Thursday, June 8, 2023

Undead ashes, blowing in the wind



Vampire films have always been a favourite thrill of mine, to the point where I am weirdly annoyed that every time a vampire gets staked in some new movie or TV show, the undead instantly crumble away into fire, ash and dust.

It's too neat, and too tidy, and too easy. And stories about bloodsucking leeches in human form shouldn't be any of those things.

There is, obviously, a long history of cinematic vampires withering away when they are destroyed - Max Shreck's Nosferatu faded away to nothing in the daylight sun, and Christopher Lee's Count Dracula was always rotting away in gross technicolor when Peter Cushing got the upper hand.

But once the CGI technology came along to make it a whole lot easier, suddenly every vampire in every vampire film - from the lowest budget nonsense to blockbuster idiocy - was suddenly crumbling into instant dust.

It's usually an attempt to add some visual flair, but it also tidies things up too easily. It was even acknowledged that one of the main reason the vamps in Buffy The Vampire Slayer would dissolve into the dust of the grave when staked or decapitated was that they didn't have to worry about why there were a bunch of corpses being found all around the city.

I just always liked our heroes having to explain why all these dead bodies are lying around, instead of literally sweeping the remains away under a carpet and hoping nobody notices that an apparent human being has just completely vanished.

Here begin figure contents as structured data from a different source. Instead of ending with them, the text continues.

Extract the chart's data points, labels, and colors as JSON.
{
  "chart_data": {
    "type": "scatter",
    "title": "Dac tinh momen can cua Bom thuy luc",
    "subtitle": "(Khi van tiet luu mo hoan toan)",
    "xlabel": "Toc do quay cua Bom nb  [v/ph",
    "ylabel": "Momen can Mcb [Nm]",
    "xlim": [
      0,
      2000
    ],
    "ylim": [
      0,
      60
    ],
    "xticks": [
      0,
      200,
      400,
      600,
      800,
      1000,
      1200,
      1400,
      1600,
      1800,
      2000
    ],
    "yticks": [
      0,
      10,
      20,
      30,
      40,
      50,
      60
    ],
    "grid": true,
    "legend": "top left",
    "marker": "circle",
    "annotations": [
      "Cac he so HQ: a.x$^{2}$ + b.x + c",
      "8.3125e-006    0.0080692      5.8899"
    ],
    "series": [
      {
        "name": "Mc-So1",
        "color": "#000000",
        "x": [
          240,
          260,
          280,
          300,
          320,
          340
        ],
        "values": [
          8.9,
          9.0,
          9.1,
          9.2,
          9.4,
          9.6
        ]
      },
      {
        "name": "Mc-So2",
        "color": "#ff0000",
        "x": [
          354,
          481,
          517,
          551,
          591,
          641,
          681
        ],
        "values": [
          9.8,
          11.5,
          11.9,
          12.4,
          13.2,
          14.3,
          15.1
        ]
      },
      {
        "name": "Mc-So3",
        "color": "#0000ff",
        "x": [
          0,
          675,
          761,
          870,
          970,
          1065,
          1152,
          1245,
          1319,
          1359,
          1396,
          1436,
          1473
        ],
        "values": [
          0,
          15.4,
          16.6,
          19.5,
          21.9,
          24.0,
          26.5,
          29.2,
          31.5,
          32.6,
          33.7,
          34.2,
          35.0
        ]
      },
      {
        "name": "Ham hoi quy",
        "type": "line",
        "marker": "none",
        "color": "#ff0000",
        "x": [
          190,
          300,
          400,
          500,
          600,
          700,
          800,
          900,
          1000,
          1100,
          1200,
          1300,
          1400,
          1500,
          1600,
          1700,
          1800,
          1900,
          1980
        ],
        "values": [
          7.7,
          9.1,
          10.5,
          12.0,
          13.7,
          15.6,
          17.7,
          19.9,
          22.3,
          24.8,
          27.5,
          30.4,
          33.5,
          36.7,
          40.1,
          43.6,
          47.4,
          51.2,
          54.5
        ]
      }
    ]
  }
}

All that said, I will admit a personal fondness for the way the vampires in the True Blood TV show were destroyed, where a quick poke with a pointed stick and they would instantly explode in a shower of blood and gore. It was always shocking and gross as fuck, and left a hell of a mess behind.  

But monsters shouldn't be convenient, it's part of what makes them monsters. And there is always more dark comedy in the disposal than in getting out the dustpan.